DCE urges caution in iron ore, coke trades
Singapore -- China's Dalian commodity exchange (DCE) has asked trading firms to be 'rational' while trading in iron ore and met coke futures in a bid to tame volatility amid sharp gains in prices over the past month.
The most active iron ore contract on the DCE has increased by 14pc this month to 728 yuan/t ($105.30/t), while the met coke contract is up by around 11pc at Yn2,264/t.
'The economic and financial situation at home and abroad has become more and more complex, and the uncertainties affecting market operations have increased,' the DCE said. 'The futures prices of iron ore, coke and other varieties have fluctuated greatly. All member units are required to strengthen investor education and risk prevention.' It also reminded members of 'rational participation and compliant transactions.'
The DCE has yet to cut upper and lower price circuits or lift margin money requirements, which it has previously done during periods of volatility. The notice to members could be a signal of such a move.
Sharp gains in coke and iron ore prices are pressuring steel mills' profit margins, which are stable at present but almost half of the Yn1,000/t profits seen in 2018.

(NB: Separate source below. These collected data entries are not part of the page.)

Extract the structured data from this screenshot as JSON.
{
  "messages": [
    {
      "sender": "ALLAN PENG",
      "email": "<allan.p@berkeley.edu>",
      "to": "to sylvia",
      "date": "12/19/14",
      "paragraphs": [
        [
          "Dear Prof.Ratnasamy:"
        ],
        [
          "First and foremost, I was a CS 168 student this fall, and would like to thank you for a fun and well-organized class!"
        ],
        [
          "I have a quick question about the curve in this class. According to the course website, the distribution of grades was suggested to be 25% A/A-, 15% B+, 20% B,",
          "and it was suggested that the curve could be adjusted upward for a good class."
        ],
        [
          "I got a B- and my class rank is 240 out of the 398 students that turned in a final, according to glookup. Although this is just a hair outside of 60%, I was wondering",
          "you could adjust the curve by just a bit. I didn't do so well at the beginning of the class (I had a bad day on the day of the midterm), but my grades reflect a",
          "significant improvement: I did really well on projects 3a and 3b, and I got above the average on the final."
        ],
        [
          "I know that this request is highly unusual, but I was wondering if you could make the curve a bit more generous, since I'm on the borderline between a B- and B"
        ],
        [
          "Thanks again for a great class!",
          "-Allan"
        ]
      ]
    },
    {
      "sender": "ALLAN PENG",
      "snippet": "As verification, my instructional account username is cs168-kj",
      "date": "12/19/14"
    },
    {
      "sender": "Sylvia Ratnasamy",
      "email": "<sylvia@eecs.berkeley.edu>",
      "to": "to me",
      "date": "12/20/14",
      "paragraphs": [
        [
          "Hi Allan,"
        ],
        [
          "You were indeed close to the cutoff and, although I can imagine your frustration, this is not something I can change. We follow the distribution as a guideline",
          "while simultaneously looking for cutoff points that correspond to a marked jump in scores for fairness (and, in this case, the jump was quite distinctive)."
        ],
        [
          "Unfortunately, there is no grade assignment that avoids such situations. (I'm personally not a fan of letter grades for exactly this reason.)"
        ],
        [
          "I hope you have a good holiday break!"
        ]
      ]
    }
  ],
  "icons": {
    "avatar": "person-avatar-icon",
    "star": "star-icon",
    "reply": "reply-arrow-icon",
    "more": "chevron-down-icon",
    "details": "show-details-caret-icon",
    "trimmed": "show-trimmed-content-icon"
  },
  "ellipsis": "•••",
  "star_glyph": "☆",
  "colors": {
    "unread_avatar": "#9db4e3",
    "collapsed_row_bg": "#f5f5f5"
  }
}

Prices of coke and iron ore have increased on the back of supply concerns. The Shanxi provincial government is planning to close met coke plants that could not meet emissions requirement by 1 October, creating concerns about tight supplies in this year's third quarter. Iron ore prices have been rising since February after a tailings dam accident at mining firm Vale's Feijao iron ore mine in Brazil. Forecasts of UK-Australian producers Rio Tinto and BHP's iron ore supplies remaining tight until July because of maintenance in Australia's Pilbara region has also supported iron ore markets.